This is a PyTorch implementation of the Learning to Augment (L2A), and the code includes the following modules:
-
Dataset Loader (Cora, Citeseer, BlagCatalog, Texas, Cornell, Wisconsin, Actor, and Syn-Cora)
-
Various Architectures (GCN, SAGE, GAT, and GNN Classifier used in this paper)
-
Training paradigm pre-training and fine-tuning on 8 datasets
-
Visualization and evaluation metrics
- networkx==2.5
- numpy==1.19.2
- scipy==1.5.2
- torch==1.6.0
- pyro_ppl==1.3.0
-
main.py
- pretrain_EdgePredictor() -- Pretrain Graph Augmentor
- pretrain_Classifier() -- Pretrain GNN Classifier
- main() -- Train the model for node classification task on the Cora, Citeseer, BlagCatalog, Texas, Cornell, Wisconsin, Actor, and Syn-Cora datasets
-
model.py
- GCNLayer() -- GCN Layer
- SageConv() -- SAGE Layer
- GATLayer() -- GAT Layer
- EdgePredictor() -- Learn parameterized augmentation distribution
- EdgeSampler() -- Perform gumbel-softmax sampling
- EdgeLearning() -- Learn weighted graph
- Classifier() -- Classify nodes based on the learned weighted graph
-
graphSSL.py
- DistanceCluster() -- Perform self-supervised Global-Path Prediction
- ContextLabel() -- Perform self-supervised Local Label Distribution Preservation
-
dataset.py
- load_data() -- Load synthetic and real-world datasets
-
utils.py
- evaluation() -- Calculate classification accuracy
-
Install the required dependency packages
-
To get the results on a specific dataset with a specific GNN architecture, please run with proper hyperparameters:
python main.py --dataset data_name --model architecture
where the data_name is one of the 8 datasets (Cora, Citeseer, BlagCatalog, Texas, Cornell, Wisconsin, Actor, and Syn-Cora) and architecture is one of the 4 GNN architectures (GCN, SAGE, GAT, and GNN Classifier used in this paper).

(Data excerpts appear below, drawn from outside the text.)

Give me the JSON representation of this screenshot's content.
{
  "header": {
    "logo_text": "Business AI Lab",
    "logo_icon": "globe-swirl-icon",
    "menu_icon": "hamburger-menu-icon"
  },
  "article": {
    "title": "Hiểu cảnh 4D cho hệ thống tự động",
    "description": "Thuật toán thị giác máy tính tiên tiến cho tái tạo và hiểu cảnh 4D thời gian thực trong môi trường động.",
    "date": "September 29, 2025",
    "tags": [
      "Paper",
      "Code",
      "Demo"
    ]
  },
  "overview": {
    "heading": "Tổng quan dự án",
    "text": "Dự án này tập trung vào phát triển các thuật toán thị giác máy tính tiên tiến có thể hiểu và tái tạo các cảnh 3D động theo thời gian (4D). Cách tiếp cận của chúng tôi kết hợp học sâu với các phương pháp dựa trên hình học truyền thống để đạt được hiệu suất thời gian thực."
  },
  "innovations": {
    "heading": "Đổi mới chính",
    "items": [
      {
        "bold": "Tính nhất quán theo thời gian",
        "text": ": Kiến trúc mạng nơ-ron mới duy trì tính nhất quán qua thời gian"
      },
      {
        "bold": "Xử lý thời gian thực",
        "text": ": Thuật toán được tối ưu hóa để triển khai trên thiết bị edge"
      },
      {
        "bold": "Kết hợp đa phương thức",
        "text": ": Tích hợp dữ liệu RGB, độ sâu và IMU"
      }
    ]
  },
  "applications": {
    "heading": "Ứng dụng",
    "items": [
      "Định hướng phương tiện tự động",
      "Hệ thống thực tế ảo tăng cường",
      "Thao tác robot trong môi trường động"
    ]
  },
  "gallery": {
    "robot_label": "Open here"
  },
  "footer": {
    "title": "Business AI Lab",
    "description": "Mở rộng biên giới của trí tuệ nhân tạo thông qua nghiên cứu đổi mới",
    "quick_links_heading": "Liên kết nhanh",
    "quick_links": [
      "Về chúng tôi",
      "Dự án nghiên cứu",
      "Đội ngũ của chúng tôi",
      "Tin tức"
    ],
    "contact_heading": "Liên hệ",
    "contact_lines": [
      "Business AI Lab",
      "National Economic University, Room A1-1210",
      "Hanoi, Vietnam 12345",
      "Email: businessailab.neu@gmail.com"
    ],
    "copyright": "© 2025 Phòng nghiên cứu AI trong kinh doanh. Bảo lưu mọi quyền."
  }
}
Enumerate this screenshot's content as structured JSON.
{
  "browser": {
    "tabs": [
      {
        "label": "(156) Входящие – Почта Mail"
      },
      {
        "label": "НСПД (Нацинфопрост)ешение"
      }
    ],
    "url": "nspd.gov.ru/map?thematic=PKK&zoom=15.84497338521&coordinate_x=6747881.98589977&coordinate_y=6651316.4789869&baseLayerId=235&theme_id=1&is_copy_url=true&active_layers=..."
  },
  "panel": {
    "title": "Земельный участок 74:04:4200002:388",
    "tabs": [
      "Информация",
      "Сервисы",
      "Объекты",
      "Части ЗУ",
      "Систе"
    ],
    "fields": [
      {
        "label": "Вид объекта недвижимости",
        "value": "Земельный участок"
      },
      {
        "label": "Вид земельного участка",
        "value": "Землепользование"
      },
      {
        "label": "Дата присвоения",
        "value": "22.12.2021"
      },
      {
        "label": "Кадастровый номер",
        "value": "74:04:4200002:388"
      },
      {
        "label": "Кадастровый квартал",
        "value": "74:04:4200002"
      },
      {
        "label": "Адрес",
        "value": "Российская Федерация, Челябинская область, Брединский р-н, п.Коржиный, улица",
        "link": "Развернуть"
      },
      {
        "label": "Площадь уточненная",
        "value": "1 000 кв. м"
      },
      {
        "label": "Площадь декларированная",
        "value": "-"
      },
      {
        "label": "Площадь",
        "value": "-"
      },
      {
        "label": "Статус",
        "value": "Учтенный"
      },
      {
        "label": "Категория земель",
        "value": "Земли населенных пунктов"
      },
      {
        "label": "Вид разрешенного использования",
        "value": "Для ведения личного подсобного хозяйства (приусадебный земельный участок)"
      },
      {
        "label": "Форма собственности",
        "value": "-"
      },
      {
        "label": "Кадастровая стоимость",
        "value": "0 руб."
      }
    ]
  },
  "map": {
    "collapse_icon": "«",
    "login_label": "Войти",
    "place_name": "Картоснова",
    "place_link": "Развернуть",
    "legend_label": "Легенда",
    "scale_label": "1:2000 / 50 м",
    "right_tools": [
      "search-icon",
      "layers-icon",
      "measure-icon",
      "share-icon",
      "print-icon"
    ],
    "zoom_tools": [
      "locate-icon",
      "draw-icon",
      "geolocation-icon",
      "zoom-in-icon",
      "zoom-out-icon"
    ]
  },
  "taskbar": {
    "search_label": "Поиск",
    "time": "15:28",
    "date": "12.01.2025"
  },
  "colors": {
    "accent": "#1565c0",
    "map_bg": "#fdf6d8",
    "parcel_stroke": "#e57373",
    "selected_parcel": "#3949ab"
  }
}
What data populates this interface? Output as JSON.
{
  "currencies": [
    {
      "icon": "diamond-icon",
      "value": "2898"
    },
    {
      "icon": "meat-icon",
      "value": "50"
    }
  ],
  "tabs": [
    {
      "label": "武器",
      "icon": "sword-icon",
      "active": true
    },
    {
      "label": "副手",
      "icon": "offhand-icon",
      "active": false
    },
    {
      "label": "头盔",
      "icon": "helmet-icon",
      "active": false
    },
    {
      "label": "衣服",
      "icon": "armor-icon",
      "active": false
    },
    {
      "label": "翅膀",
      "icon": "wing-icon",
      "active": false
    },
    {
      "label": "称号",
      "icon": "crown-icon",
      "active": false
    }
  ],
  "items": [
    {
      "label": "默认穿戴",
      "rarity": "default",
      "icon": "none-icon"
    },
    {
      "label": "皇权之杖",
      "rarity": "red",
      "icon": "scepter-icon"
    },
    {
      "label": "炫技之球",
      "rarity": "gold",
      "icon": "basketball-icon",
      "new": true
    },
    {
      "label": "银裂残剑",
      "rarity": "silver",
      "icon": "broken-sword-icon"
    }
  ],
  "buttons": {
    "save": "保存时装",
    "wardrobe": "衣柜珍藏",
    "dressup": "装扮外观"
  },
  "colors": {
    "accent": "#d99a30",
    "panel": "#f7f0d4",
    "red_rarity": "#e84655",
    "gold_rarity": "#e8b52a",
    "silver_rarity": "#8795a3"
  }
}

Use GCN on the Cora dataset an example:
python main.py --dataset cora --model GCN
If you are interested in our repository and our paper, please cite the following paper:
@inproceedings{wu2023learning,
title={Learning to Augment Graph Structure for both Homophily and Heterophily Graphs},
author={Wu, Lirong and Tan, Cheng and Liu, Zihan and Gao, Zhangyang and Lin, Haitao and Li, Stan Z},
booktitle={Joint European Conference on Machine Learning and Knowledge Discovery in Databases},
pages={3--18},
year={2023},
organization={Springer}
}
This project borrows the architecture design and part of the code from GAUG.
Learning to Augment (L2A) is released under the MIT license.